Community Safety Amendment Act could help Triangle Park residents
Council, residents to ask Solicitor General to enact the 2019 Act
Fort St. John City Council has been working with city staff, and residents of the Triangle Park area of the city, looking for ways to alleviate the situation in the formerly quiet, residential area.
Councillor Gord Klassen has taken the bull by the horns and delved into researching legislation, looking for a solution to the crime wave, which centers around one residence on 112 Avenue. Things came to a head in the neighbourhood early in the morning on November 2, when shots were fired from the residence into a neighbouring home while the family slept. The residents woke to find head-height bullet holes in their kitchen.
Klassen’s research led him to the Community Safety Act, which became the Community Safety Amendment Act in October 2019, he told council during Monday’s regular meeting.
It’s interesting, he said, how applicable it is to Fort St. John’s situation. The Act, he said, “states very clearly that this bill establishes a mechanism for addressing problem properties in communities and neighbourhoods.”
The Act is designed to address situations where actions “adversely affect the health, safety, or security of one or more persons in the community or neighbourhood or interfere with the peaceful enjoyment of one or more of the properties in the community or neighbourhood. Legislation creates a civil remedy solution to address properties where specified criminal and nuisance activities are taking place that negatively affect a community, including requiring someone to vacate a property, prohibiting an individual from entering or occupying a property and/or terminating a lease agreement.”
This piece of legislation would be ideal to address the situation Fort St. John is facing. However, despite being given royal assent on October 31, 2019, the Community Safety Amendment Act was never brought into force as planned in 2020. This was an amendment of the previous Community Safety Act which was created in 2013.
Klassen confirmed last week at a UBCM board meeting, that this legislation has never been enacted. “Meaning that it’s not in force. No explanation has been given for that, no formal explanation at least from the Province,” he said.

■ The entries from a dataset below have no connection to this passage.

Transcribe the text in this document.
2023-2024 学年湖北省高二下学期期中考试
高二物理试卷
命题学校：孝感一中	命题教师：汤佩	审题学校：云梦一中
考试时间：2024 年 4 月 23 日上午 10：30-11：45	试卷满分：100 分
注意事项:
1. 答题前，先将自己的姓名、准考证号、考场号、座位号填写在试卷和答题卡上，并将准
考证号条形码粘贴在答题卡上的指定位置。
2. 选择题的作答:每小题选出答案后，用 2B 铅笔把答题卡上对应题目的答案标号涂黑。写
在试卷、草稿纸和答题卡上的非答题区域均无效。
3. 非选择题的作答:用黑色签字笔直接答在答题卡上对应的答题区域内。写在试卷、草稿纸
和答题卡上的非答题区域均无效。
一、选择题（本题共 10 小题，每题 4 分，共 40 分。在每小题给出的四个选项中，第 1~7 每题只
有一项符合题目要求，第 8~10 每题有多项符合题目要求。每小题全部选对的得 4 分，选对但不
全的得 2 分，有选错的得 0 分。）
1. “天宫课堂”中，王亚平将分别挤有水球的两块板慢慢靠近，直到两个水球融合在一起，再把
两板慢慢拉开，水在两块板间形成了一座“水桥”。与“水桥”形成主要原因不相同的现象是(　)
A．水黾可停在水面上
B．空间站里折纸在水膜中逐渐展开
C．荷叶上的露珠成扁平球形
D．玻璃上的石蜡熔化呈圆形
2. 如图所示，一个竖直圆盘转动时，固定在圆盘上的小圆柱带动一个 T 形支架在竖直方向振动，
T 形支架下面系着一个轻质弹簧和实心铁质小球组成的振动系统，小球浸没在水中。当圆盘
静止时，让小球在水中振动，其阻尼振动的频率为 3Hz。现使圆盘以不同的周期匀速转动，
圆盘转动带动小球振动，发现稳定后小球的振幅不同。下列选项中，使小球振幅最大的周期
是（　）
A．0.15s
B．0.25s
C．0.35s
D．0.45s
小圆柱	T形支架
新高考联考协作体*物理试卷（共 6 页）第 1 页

He suggested council write a letter to the “Minister of Public Safety and Solicitor General expressing our disappointment that this legislation is in place but not enacted, and pointing out how valuable this mechanism, this tool, would have been to the safety of our community if it were actually in force, and encouraging the Province to actually enact and enforce this Community Safety Amendment Act.”
Councillor Byron Stewart added that it would helpful if the residents of the Triangle Park area, who have been impacted, wrote letters to the Minister and Solicitor General as well. The city could provide them with a template to make the process faster.
“I think that’s good,” said Klassen. “Both to give the residents something they can do and show the Province that these are real people who are impacted and would be helped by that legislation.”
Mayor Lilia Hansen agreed, adding that she feels it would be much more impactful if the government could hear how the residents’ lives “have been impacted by the crime, the fear.”